The tribe made environmental gains by pairing the natural gas microgrid with the wind power VPPA — a fixed-rate 10-MW contract with an option to expand to 20 MW. “That wind power can supply over half our [expected] needs…and reduce our carbon footprint by reducing the coal-fired generation our local utility uses, ” Thomasson said
Modernizing the tribal nation’s electricity distribution infrastructure is a key, beneficial facet of Fire Lake Energy. “We have about 70 different meters in different areas with 14 different tariffs that range from about $0.14 to $0.07 per kWh.” Better management will save money and eliminate exposure to rising utility rates, according to Thomasson.
Blue Lake Rancheria’s microgrid model for gas stations
Tribal nation Blue Lake Rancheria is further along the energy self-reliance path Potawatomi Nation has set out on. From a point of common connection, the tribal nation picks up where Pacific Gas & Electric (PGE) leaves off, distributing power from the utility and its on-site community microgrid at 12.5 kV, according to Jana Ganion, Blue Lake Rancheria’s energy director.
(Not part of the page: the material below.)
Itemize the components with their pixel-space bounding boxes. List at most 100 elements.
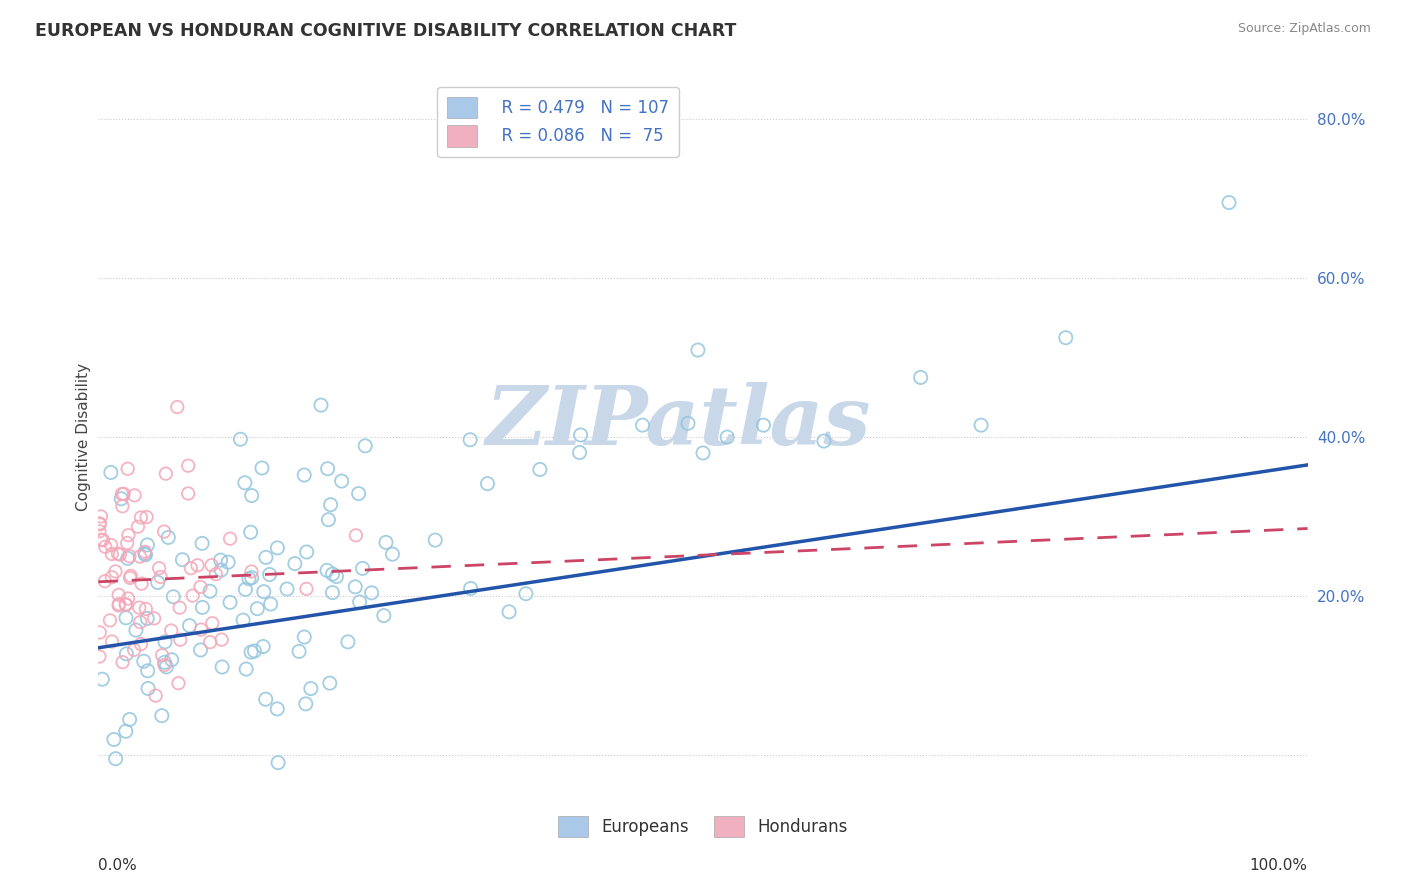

Blue Lake is saving about $200,000 in operational costs as a result of the microgrid, as well as boosting employment on tribal nation territory 10 percent, according to Ganion. “The system is on autopilot 99 percent of the time, optimizing solar and battery storage and arbitraging to even out utility grid load and generation.
Equipped with demand response capabilities, the microgrid is reducing time-of-use energy costs at Blue Lake by generating peak power in sync with peak loads, 12 pm-6 pm. In addition, the microgrid’s load-shedding capabilities strengthen the external PGE grid by automatically reducing loads when the utility grid is under strain. Blue Lake Rancheria benefits monetarily as well, producing revenue for providing ancillary grid services.
The project, which uses Siemens‘ microgrid controller technology, also was one of the first to emphasize the carbon reduction capabilities of microgrids.
Blue Lake now intends to double the capacity of its 420-kW solar, 500 kW/950-kWh lithium ion battery storage microgrid in the next year and a half. “We have some legacy diesel gen-sets that data back since about 2000. They have plenty of life left, but we don’t like them — they’re dirty and put out emissions. We’re looking to replace them as soon as possible with battery storage and only use them in significant emergencies,” Ganion said.
A second, emergency back-up microgrid-within-a-microgrid (a 60-kW solar canopy and 106 kW/169-kWh battery energy storage) is under construction at Blue Lake Rancheria, as well. Being built at the tribal nation’s gas station-convenience store, the new microgrid will serve as an emergency preparedness and services asset. The project also provides a replicable model for combining microgrid and advanced building controls for small and medium-sized commercial buildings.
“This serves as a serious emergency preparedness service for us in rural areas, because gas stations really do provide all those lifeline services we’ve been talking about [energy, water, food, IT and communications, and transportation]. In an emergency a gas station-convenience store might be the only critical infrastructure that’s around…We’ve seen during hurricanes and other disasters that gas stations can be taken out and that affects emergency responders, and that affects the ability of people to get diesel for their own generators at home, and keep their medicines cold — all of these things that actually could be solved with a resilient [microgrid] package for gas stations,” Ganion said.
The webinar was the 11th and final of the agencies’ 2018 Tribal Sovereignty and Self-Determination through Community Energy Development webinar series.